I don't want to clog up the airwaves much longer so I will layout what I think I should do for both the vertical wall and ceiling insulation assemblies based on what I learned from you both. The electrical rough in will happen after I install the 2" of polyiso in the wall cavities, so we don't need to be concerned with that anymore.
• Insulation in the top chord of the 2 x 8 roof trusses: 5 1/2" of mineral wool batts. That should leave approx. 1 3/4" of air gap for the venting. Bill, I like the idea of defining that space (you suggested furring strips and 1/4" flake board, but I am concerned about moisture getting trapped between the mineral wool and the underside of the flake board and not being in the rafter vent airflow path to get carried to the ridge vent. I'm leaning towards furring strips and something permeable like nylon screening, or 1/4" hardware cloth to create a 'stop' for the insulation topside. Then on the underside of the rafter chords 1/2" of foil-faced polyiso foam board with all seams taped with foil tape.
•1st floor vertical walls and 2nd floor gable end triangles:
2 coats of latex paint on the interior side of the sheathing /siding combo.
Then 2" of polyiso foam board ( I still need clarification whether to use foil-faced or fiber-faced, and what if anything in this assembly would need to change based on which one I use). Then 3 1/2" of mineral wool batts, then Certainteed MemBrain behind the 5/8" drywall.
Well, I think that's it and hopefully I haven't left anything out.

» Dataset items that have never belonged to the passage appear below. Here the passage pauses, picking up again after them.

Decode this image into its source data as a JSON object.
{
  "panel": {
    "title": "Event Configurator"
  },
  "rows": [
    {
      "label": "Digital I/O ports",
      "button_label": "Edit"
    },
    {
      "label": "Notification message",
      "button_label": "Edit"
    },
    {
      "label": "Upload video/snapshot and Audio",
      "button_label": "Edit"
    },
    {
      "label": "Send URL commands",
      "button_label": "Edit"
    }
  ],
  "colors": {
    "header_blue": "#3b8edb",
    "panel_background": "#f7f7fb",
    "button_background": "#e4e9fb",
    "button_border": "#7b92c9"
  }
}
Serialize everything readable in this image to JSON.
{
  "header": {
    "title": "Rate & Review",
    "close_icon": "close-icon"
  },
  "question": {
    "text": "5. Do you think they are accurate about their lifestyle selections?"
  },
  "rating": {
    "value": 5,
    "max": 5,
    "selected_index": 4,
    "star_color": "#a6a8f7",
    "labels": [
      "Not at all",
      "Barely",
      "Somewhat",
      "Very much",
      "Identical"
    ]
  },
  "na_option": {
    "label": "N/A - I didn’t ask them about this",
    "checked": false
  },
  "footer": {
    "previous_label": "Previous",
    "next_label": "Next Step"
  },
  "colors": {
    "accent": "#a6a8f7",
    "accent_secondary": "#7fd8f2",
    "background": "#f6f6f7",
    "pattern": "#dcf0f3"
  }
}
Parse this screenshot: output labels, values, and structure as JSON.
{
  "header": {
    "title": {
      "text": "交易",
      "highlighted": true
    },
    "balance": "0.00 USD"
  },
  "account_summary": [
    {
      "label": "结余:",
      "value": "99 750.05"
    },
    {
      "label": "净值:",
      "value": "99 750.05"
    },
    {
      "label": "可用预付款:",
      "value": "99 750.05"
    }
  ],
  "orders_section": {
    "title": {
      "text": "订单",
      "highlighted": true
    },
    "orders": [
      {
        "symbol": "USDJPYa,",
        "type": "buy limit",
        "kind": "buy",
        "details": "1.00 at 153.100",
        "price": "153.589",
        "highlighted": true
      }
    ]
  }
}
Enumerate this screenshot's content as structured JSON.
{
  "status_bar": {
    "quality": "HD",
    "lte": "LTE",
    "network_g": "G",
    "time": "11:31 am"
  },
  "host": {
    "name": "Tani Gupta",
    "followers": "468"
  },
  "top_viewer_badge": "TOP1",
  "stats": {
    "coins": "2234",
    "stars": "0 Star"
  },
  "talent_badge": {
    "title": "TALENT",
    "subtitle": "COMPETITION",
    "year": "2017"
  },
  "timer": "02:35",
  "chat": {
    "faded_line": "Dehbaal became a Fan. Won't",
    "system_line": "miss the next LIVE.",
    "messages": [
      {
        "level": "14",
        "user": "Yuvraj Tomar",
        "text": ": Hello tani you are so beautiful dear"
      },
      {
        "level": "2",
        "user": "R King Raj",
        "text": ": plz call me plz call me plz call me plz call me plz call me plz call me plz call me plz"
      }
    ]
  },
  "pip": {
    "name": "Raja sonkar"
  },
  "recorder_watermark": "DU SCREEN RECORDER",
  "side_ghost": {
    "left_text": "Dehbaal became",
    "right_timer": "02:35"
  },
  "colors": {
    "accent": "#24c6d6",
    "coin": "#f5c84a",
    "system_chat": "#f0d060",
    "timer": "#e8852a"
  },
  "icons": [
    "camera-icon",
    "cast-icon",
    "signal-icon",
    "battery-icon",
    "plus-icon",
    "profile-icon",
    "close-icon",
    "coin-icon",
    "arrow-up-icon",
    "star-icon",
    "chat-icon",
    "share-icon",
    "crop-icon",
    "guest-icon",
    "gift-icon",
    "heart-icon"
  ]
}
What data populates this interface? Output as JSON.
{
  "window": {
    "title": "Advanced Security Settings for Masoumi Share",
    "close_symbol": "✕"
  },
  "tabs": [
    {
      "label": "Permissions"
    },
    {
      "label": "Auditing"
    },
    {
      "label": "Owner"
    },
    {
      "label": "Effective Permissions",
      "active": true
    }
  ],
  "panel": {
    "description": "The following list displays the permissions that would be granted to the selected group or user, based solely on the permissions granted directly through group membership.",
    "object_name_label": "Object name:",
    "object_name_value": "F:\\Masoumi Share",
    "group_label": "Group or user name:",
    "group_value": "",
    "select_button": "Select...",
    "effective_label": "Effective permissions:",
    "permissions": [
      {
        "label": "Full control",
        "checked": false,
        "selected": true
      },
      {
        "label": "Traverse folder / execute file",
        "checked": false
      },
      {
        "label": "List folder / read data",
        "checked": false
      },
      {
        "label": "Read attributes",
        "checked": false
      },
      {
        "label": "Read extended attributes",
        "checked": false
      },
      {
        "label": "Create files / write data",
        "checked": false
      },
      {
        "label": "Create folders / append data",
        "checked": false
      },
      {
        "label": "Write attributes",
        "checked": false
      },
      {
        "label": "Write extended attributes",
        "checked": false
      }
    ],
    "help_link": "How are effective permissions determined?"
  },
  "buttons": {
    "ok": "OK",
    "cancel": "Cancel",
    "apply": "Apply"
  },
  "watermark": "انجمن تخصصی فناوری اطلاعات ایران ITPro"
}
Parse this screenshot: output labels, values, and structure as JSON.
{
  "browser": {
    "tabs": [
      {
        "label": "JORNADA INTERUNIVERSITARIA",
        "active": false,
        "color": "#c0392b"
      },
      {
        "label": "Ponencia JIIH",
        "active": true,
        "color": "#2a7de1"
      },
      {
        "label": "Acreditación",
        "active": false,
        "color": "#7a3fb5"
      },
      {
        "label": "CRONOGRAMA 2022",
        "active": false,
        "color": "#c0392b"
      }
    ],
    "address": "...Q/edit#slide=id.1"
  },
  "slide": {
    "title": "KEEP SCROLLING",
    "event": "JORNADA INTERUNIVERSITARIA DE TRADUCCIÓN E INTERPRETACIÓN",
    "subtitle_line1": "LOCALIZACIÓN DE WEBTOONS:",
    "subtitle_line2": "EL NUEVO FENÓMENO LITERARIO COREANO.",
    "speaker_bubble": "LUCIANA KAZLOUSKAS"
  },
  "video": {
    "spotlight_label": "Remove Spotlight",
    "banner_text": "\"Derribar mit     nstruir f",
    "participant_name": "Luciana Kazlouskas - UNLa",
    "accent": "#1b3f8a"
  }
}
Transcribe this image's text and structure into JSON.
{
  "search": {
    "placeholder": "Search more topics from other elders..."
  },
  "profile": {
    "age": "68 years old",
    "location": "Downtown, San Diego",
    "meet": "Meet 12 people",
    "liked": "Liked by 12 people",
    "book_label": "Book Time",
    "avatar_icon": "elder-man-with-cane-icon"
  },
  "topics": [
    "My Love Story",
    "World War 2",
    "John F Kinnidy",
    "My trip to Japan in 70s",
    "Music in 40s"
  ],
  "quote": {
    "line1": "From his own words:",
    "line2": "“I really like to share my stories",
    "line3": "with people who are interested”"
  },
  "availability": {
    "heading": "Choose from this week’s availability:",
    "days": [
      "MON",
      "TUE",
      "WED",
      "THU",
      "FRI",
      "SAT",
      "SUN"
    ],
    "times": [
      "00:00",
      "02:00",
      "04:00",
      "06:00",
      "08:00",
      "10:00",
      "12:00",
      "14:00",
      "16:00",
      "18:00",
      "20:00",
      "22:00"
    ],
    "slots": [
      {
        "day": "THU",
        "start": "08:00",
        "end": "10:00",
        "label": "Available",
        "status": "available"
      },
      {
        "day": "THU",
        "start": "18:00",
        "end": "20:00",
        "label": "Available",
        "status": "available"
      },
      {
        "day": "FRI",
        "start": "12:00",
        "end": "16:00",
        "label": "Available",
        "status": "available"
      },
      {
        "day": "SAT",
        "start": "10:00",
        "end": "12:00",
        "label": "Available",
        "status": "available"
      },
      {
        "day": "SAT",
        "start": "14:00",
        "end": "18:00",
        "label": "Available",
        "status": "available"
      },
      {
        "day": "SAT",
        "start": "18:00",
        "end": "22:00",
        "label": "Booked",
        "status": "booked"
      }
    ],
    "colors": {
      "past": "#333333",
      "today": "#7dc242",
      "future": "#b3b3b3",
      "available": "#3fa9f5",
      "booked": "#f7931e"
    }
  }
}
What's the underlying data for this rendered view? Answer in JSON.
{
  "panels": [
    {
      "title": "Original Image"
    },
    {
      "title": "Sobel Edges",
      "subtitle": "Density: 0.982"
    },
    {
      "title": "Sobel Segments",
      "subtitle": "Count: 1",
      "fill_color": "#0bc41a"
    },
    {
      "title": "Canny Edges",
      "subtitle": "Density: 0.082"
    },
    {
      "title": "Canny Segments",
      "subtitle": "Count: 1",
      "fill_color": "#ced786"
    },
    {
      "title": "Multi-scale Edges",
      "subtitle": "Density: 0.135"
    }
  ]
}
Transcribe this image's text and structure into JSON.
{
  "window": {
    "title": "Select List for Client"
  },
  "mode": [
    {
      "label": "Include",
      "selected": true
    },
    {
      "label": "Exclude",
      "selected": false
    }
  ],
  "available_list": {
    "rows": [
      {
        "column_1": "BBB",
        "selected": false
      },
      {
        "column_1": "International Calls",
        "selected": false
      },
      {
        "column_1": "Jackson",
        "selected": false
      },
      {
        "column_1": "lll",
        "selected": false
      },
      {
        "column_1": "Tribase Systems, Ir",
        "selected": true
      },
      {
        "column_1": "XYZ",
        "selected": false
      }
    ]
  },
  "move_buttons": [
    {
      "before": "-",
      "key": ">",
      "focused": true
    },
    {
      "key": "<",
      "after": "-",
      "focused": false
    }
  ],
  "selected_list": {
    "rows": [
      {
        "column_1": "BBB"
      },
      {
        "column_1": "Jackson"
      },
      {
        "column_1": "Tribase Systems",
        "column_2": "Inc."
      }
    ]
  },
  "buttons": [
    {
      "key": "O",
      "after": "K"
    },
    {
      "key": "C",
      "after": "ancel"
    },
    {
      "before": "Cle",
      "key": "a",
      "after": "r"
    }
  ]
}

So it's just those couple of questions above that stand between me and a somewhat comfortable garage/studio/workshop. I'm anxious to get started.
Thanks again guys.
Another potential solution would be:
1. Insulate the existing wall cavity now, with the appropriate insulation. I'm not saying it is correct for your climate, but damp sprayed cellulose would be a nice solution for this situation. This gets the place insulated so you can work all winter.
2. Install 1" furring on the inside face of your framing.
3. Run all your electrical and plumbing using the 1" cavity created by the furring. For electrical boxes, run the Romex into it and seal the backside with putty pads before carefully carving out a bit of the cellulose and attaching the box to the studs.
4. Take MANY photos of where you run the electrical and plumbing because it won't be protected by metal plates and you will want to know where it is in the wall...there may be other, better solutions for dealing with this.
5. You could do a 2nd application of spray cellulose for an insulated thermal break before installing the gyp. This would also repair any places where you carved out the cellulose to install the electrical.
The benefit of the above is there is much less labor than the cut & cobble of the rigid insulation, and you get a thermal break at the framing.